Between the unique gothic charm of its 1960’s sitcom and the macabre sensibilities of its 90’s films, The Addams Family has made a strong impression with audiences due to the delightfully offbeat family dynamic at its core. Now being remade and repackaged via animation for a family audience, this latest Addams adventure is able to find its own distinct pleasures while still staying true to the heart of its source material.
This iteration of The Addams Family follows Gomez (Oscar Isaac) and Morticia Addams (Charlize Theron), who raise their kids Wednesday (Chole Grace Mortez) and Pugsley (Finn Wolfhard) in isolation while practicing a lifestyle that embraces all things creepy and spooky. When Margaux (Allison Janey), an obsessive extreme makeover TV star begins to interfere with their lives, the Addams family is forced to go face to face with the outside world they’ve ignored for so long.
Mixing the Addams gothic aesthetic with the sugary artifice of animated fare sounds like a disaster on paper, but credit to the team behind this project for threading a delicate balance between the two. Directors Conrad Vernon and Greg Tiernan craft a film that bustles with lively visuals, constantly throwing out-of-the-box gags at the screen with glee. Thankfully, much of these gags embrace the cooky nature of the Addams, rarely objectifying the characters to pandering gags that appeal to its family audience. Whether it’s Pugsley’s penchant for explosives or Uncle Fester earnestly falling into pratfalls, there’s plenty of creative gags that fill the film’s dense 87 minute run time.
While most star-filled animated efforts reek of actors cashing in, the voice cast here approaches their roles with the utmost sincerity. Oscar Isaac and Charlize Theron disappear into their roles as the leaders of the Addams clan, with both capturing the respective charms that make the characters so endearing. Nick Kroll continues his voice over brillance as Uncle Fester, with his ability to score easy laughs being par for the course for him. Along with Mortez and Wolfhard’s performances as the Addams children, the voice cast does a great job of capturing the offbeat, yet genuine family dynamic at the core of this material.

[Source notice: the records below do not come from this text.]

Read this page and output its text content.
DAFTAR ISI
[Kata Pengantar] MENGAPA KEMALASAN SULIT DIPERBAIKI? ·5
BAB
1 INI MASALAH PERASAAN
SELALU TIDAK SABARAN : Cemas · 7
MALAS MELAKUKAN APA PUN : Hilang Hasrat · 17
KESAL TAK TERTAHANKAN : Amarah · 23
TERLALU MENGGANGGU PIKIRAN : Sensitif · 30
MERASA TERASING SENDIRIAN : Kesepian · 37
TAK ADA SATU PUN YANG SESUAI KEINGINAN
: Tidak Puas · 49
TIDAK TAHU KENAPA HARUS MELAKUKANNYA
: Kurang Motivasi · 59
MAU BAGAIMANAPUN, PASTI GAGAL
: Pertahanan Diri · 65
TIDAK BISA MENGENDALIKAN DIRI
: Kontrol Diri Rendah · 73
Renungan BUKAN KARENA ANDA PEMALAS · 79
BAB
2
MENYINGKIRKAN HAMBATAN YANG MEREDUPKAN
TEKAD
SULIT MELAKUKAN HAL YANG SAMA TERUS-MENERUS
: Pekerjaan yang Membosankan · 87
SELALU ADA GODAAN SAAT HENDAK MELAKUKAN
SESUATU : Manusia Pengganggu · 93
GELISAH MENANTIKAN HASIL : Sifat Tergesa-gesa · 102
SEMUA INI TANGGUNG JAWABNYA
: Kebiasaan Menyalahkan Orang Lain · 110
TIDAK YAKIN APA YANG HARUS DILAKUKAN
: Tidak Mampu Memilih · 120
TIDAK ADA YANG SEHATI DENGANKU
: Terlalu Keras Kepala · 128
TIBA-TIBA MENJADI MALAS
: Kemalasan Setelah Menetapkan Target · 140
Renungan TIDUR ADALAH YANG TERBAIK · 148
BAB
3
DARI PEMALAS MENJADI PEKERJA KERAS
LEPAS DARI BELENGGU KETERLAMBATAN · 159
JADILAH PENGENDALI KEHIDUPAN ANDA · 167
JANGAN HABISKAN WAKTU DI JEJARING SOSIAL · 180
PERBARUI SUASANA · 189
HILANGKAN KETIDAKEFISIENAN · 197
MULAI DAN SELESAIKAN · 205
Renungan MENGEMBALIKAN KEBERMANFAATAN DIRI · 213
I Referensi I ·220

Even with this film successfully capturing the spirit of its source material, the screenplay can’t help but feel cookie-cutter for the genre. There are some clever story elements sprinkled throughout (the generic town is called assimilation), the story beats are very much akin to the standard animated fare audiences are used to seeing. It’s a bummer to see such a wonderfully eccentric cast of characters stuck in a lifeless narrative, with audiences likely left hoping the plot beats breeze by to get to the gags.
Thankfully, The Addams Family has enough cooky energy to compensate for its familiar presentation, making for a spirited revamp of the series for fans and newcomers alike.